La costumbre se mantiene desde hace décadas. Harto, hará cosa de quince años, un día llame a un cerrajero que me había plantificado una en pleno interfono y le dije que, si era tan amable y tenía un momento libre, viniese a quitarla. Me mandó a la mierda. Mucha gente se sorprende de que, exhibiendo su número de teléfono como lo exhiben, no se les caiga el pelo. ¿Por qué el Ayuntamiento no hace nada? Llegados a este punto siempre hay uno que argumenta: "¿Y si alguien ha impreso las pegatinas con su número de teléfono sin que ellos lo sepan, igual que en los váteres de los bares hay quien pone el teléfono de alguien a quien quiere fastidiar ofreciendo sus servicios sexuales?". Pero con los adhesivos de los cerrajeros eso no cuela. ¿Quién va a estar interesado en promocionarlos sino ellos mismos? Bastaría con una simple llamada y ciertas ganas por parte de las autoridades y acabarían pronto con el invento. En Gran Bretaña no son los cerrajeros lo que les preocupa, sino las prostitutas. Como aquí, hay anuncios en los diarios y en las revistas, pero también en las cabinas telefónicas. No sé cómo estará la cosa ahora, pero hace años al entrar en una cabina de Londres encontrabas un amplísimo catálogo de posibilidades prostibularias.
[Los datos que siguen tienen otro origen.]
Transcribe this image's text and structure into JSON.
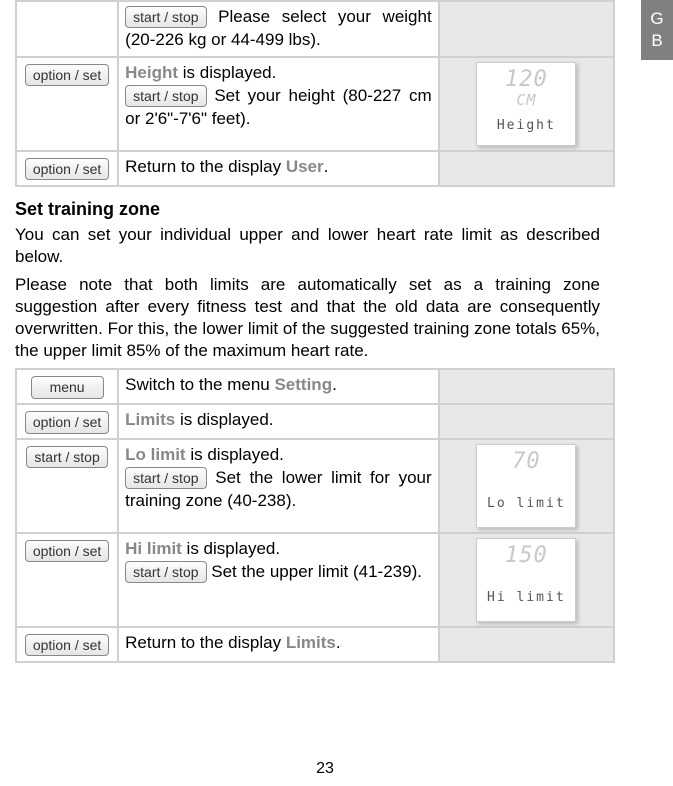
{
  "sideTab": "G\nB",
  "buttons": {
    "startStop": "start / stop",
    "optionSet": "option / set",
    "menu": "menu"
  },
  "table1": {
    "row1_text": " Please select your weight (20-226 kg or 44-499 lbs).",
    "row2_label": "Height",
    "row2_text_a": " is displayed.",
    "row2_text_b": " Set your height (80-227 cm or 2'6\"-7'6\" feet).",
    "row2_display": {
      "big": "120",
      "sm": "CM",
      "lbl": "Height"
    },
    "row3_text_a": "Return to the display ",
    "row3_label": "User",
    "row3_text_b": "."
  },
  "section": {
    "title": "Set training zone",
    "p1": "You can set your individual upper and lower heart rate limit as described below.",
    "p2": "Please note that both limits are automatically set as a training zone suggestion after every fitness test and that the old data are consequently overwritten. For this, the lower limit of the suggested training zone totals 65%, the upper limit 85% of the maximum heart rate."
  },
  "table2": {
    "row1_text_a": "Switch to the menu ",
    "row1_label": "Setting",
    "row1_text_b": ".",
    "row2_label": "Limits",
    "row2_text": " is displayed.",
    "row3_label": "Lo limit",
    "row3_text_a": " is displayed.",
    "row3_text_b": " Set the lower limit for your training zone (40-238).",
    "row3_display": {
      "big": "70",
      "lbl": "Lo limit"
    },
    "row4_label": "Hi limit",
    "row4_text_a": " is displayed.",
    "row4_text_b": " Set the upper limit (41-239).",
    "row4_display": {
      "big": "150",
      "lbl": "Hi limit"
    },
    "row5_text_a": "Return to the display ",
    "row5_label": "Limits",
    "row5_text_b": "."
  },
  "pageNumber": "23"
}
Pues ahora han decidido que a las que se anuncian de todas esas formas les cortarán la línea de teléfono. La policía verificará que el número corresponda a un servicio de prostitución y acto seguido pasará a las compañías telefónicas una lista de los números que deberá cancelar. Así cada día. Claro que el burdel puede dar de alta otra línea de teléfono, pero, de entrada, no le sirve de nada la promoción que haya hecho con el número anulado. En Suecia ya hay una ley así.
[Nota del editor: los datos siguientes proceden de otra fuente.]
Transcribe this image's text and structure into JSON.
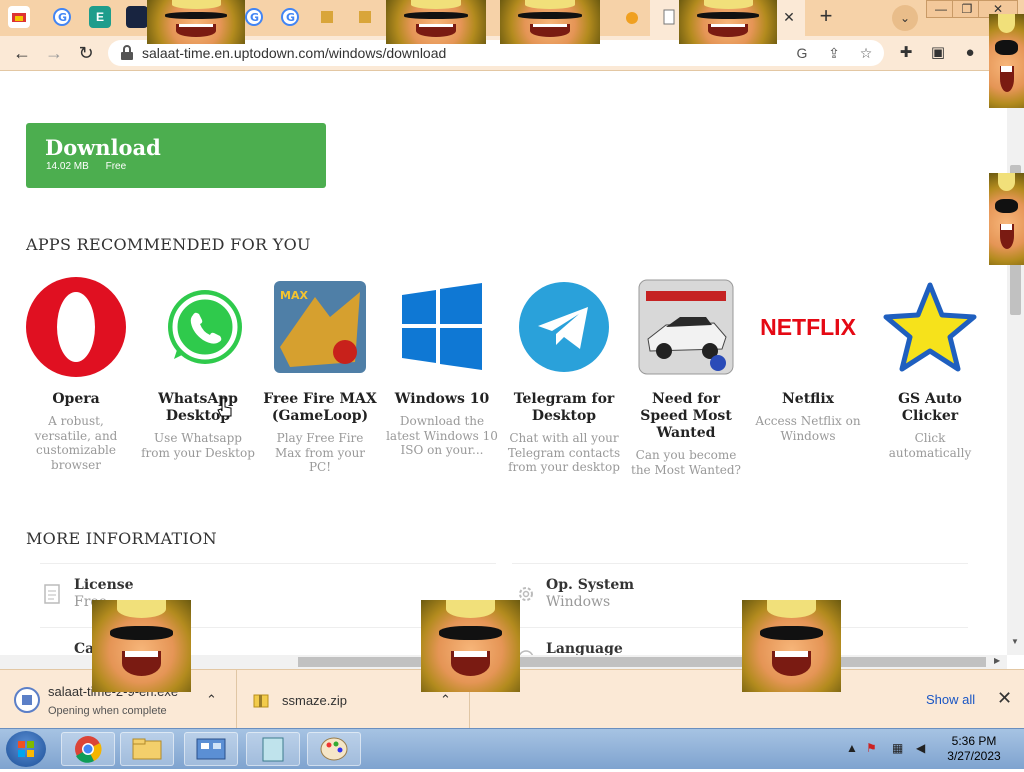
{
  "browser": {
    "address_url": "salaat-time.en.uptodown.com/windows/download",
    "tab_close_glyph": "✕",
    "new_tab_glyph": "+"
  },
  "download_button": {
    "label": "Download",
    "size": "14.02 MB",
    "license": "Free",
    "color": "#4cae4f"
  },
  "recommended": {
    "title": "APPS RECOMMENDED FOR YOU",
    "apps": [
      {
        "name": "Opera",
        "description": "A robust, versatile, and customizable browser",
        "icon": "opera-icon"
      },
      {
        "name": "WhatsApp Desktop",
        "description": "Use Whatsapp from your Desktop",
        "icon": "whatsapp-icon"
      },
      {
        "name": "Free Fire MAX (GameLoop)",
        "description": "Play Free Fire Max from your PC!",
        "icon": "free-fire-max-icon"
      },
      {
        "name": "Windows 10",
        "description": "Download the latest Windows 10 ISO on your...",
        "icon": "windows-icon"
      },
      {
        "name": "Telegram for Desktop",
        "description": "Chat with all your Telegram contacts from your desktop",
        "icon": "telegram-icon"
      },
      {
        "name": "Need for Speed Most Wanted",
        "description": "Can you become the Most Wanted?",
        "icon": "need-for-speed-icon"
      },
      {
        "name": "Netflix",
        "description": "Access Netflix on Windows",
        "icon": "netflix-icon",
        "logo_text": "NETFLIX"
      },
      {
        "name": "GS Auto Clicker",
        "description": "Click automatically",
        "icon": "gs-auto-clicker-icon"
      }
    ]
  },
  "more_info": {
    "title": "MORE INFORMATION",
    "items": [
      {
        "label": "License",
        "value": "Free",
        "icon": "license-icon"
      },
      {
        "label": "Op. System",
        "value": "Windows",
        "icon": "gear-icon"
      },
      {
        "label": "Ca",
        "value": "",
        "icon": "category-icon"
      },
      {
        "label": "Language",
        "value": "",
        "icon": "language-icon"
      }
    ]
  },
  "download_shelf": {
    "items": [
      {
        "name": "salaat-time-2-9-en.exe",
        "status": "Opening when complete"
      },
      {
        "name": "ssmaze.zip",
        "status": ""
      }
    ],
    "show_all": "Show all",
    "close_glyph": "✕"
  },
  "taskbar": {
    "time": "5:36 PM",
    "date": "3/27/2023"
  },
  "colors": {
    "tab_strip": "#f6d2a8",
    "toolbar": "#fbe9d6",
    "accent_green": "#4cae4f",
    "netflix_red": "#e50914",
    "telegram_blue": "#2aa1da",
    "whatsapp_green": "#2fca4c",
    "opera_red": "#e01021",
    "windows_blue": "#0f78d4"
  }
}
El método se aplicará en Gran Bretaña a las putas, pero digo yo que, aquí, ni que sea como entrenamiento para cuando lleguen tiempos más puritanos, se podría usar ya ahora con los cerrajeros. Ante cada adhesivo con la palabra Cerrajero,se verifica si el teléfono corresponde a lo anunciado y, si es así, se le corta la línea. Ya verían ustedes como en poco tiempo las pegatinas de la calle pasarían a ser una curiosidad del pasado.